When asked if admissions are voluntary, Butler offers a complex response. "It's not illegal in Colorado to be publicly intoxicated," he says, reinforcing a key point in the aforementioned Mile High Stadium complaint. "But if an individual is arrested on a DUI, they may not be taken directly to jail, and we provide services for them in detox. And an individual may be brought to us by police because they're found on the street and deemed to be unsafe — because police officers feel it's necessary. We'll admit those people, but here's the distinction: None of our facilities is locked, and a patient can leave our facility if they choose to at any time. Now, there are consequences to that if they were brought in by police and charged; if they leave, they'll probably be re-arrested within hours. But we don't have a lock-down facility. We have a hands-off policy, so we never touch a patient with any kind of restraint."
He adds, "There's a wide breadth of people we serve. Some do come to us on their own and self-admit and say, 'I need to detox.' But the ones police bring in, that's between the police and the individual. We're there simply to provide care, and if they choose to leave, they can."
If these descriptions of detox at Arapahoe House make it seem as if it's relatively cheap to provide, Butler begs to differ. "We receive approximately $2.5 million less in funding than it costs us to deliver these services. You have to keep in mind that we have three locations open 24 hours a day, seven days a week. They're never closed, and they're staffed for three shifts a day. We house individuals, we feed them and care for them. It's very expensive to deliver this public-safety service, and we've been subsidizing it for a number of years. We've worked very hard internally to consider varied options about how we can deliver this service more efficiently with the funds that are available, and the reality is, we cannot."

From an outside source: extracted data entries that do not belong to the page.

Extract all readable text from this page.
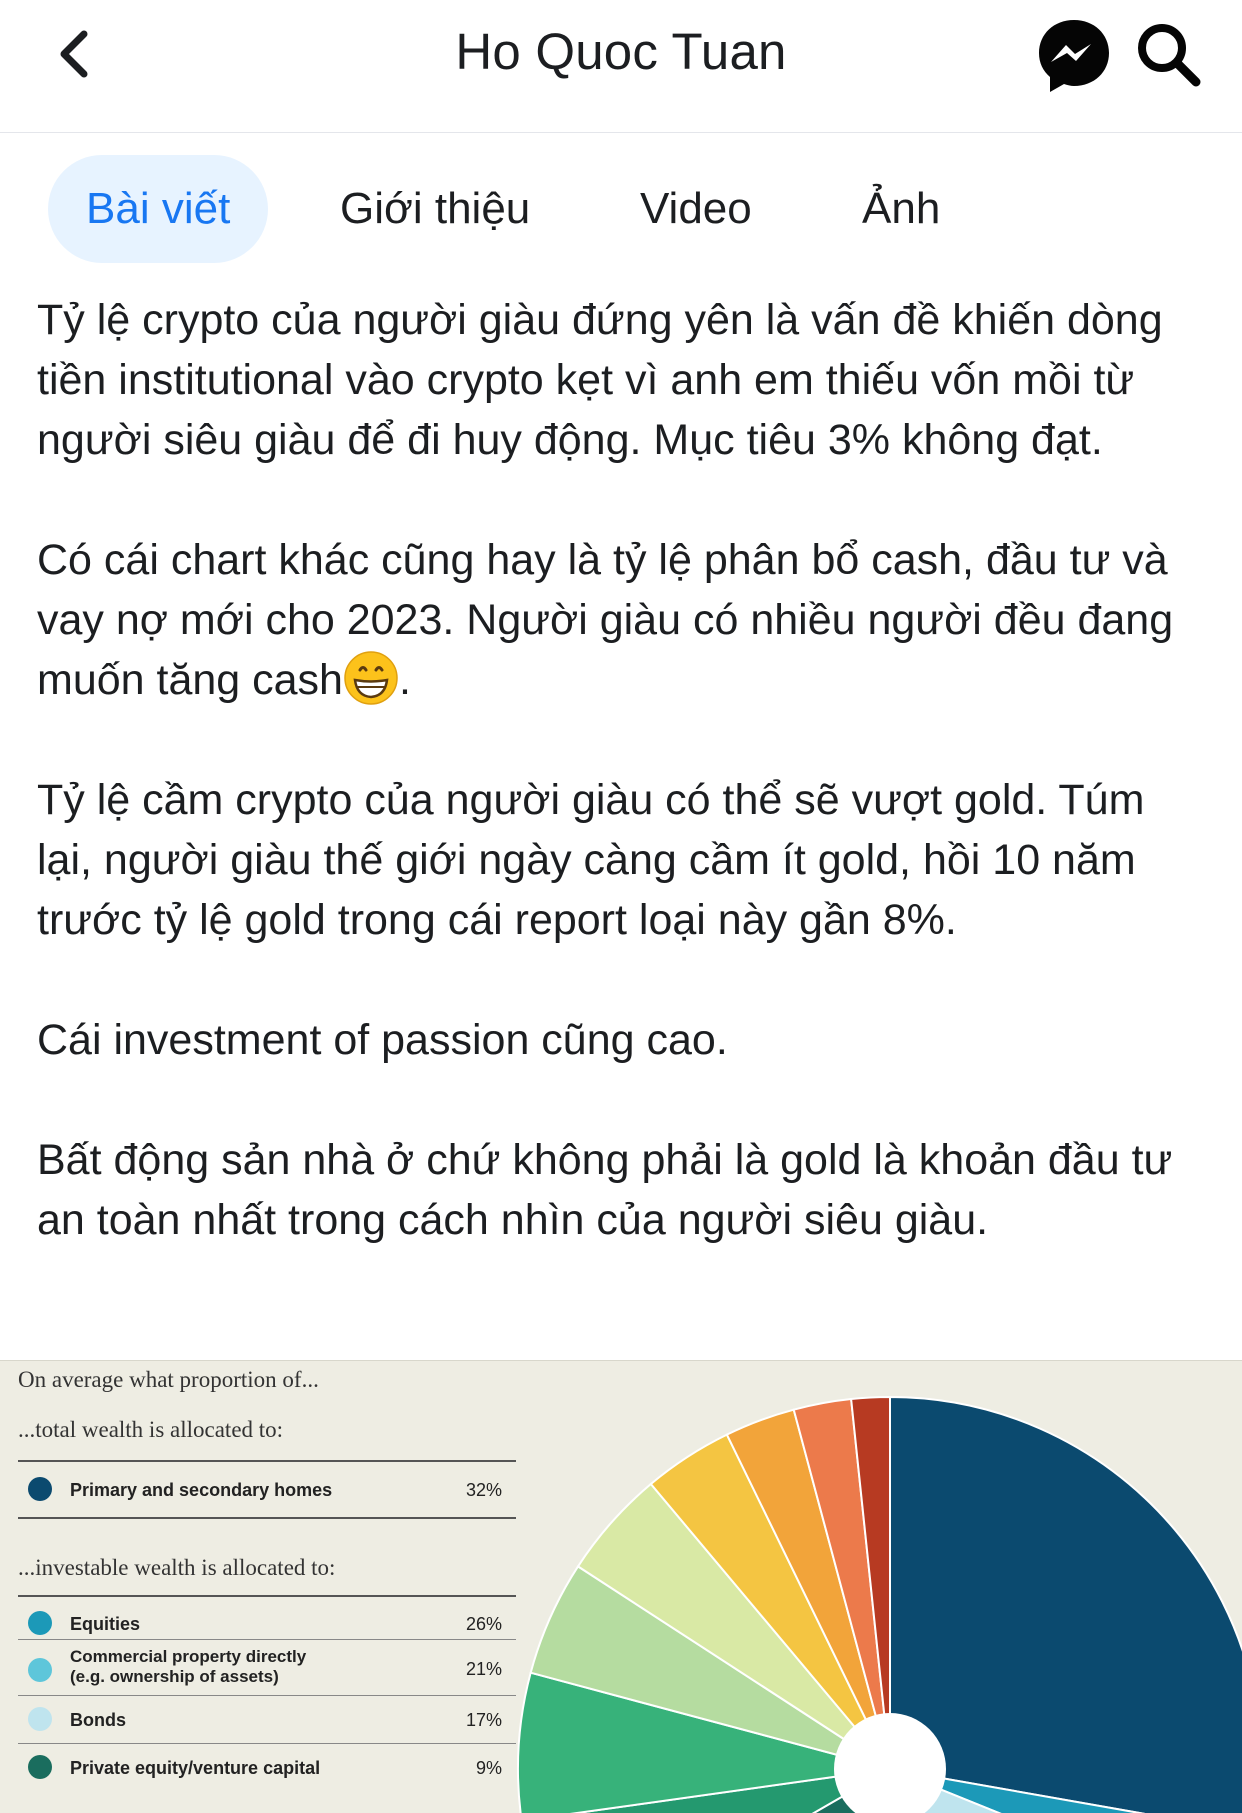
Ho Quoc Tuan
Bài viết	Giới thiệu Video	Ảnh

Tỷ lệ crypto của người giàu đứng yên là vấn đề khiến dòng tiền institutional vào crypto kẹt vì anh em thiếu vốn mồi từ người siêu giàu để đi huy động. Mục tiêu 3% không đạt.

Có cái chart khác cũng hay là tỷ lệ phân bổ cash, đầu tư và vay nợ mới cho 2023. Người giàu có nhiều người đều đang muốn tăng cash .

Tỷ lệ cầm crypto của người giàu có thể sẽ vượt gold. Túm lại, người giàu thế giới ngày càng cầm ít gold, hồi 10 năm trước tỷ lệ gold trong cái report loại này gần 8%.

Cái investment of passion cũng cao.

Bất động sản nhà ở chứ không phải là gold là khoản đầu tư an toàn nhất trong cách nhìn của người siêu giàu.

On average what proportion of...
...total wealth is allocated to:
Primary and secondary homes	32%
...investable wealth is allocated to:
Equities	26%
Commercial property directly
(e.g. ownership of assets)	21%
Bonds	17%
Private equity/venture capital	9%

Given this economic scenario, the counties and hospitals may have a tough time finding another nonprofit willing to pick up where Arapahoe House leaves off. That's why Butler hosted a stakeholder meeting on December 20 "to facilitate a discussion around, 'Okay, here's a big statewide challenge. How are we going to move this forward?' And we have six months to work purposefully to find another provider or group of providers."
He's confident this chore can be accomplished before June 30, a date that he portrays as hard and fast. "There's an opioid epidemic racing across the country, and Colorado is one of the leaders of substance use and abuse," Butler says. Every day, he goes on, "we have to turn away individuals when they're at a point in their recovery where they want help and they're coming to us. We cannot get them into our treatment fast enough, so that's driving our decision to shed this very important and critical public-safety service and focus on our treatment plans. We need to focus on the people who want help, unlike the majority of people in detox."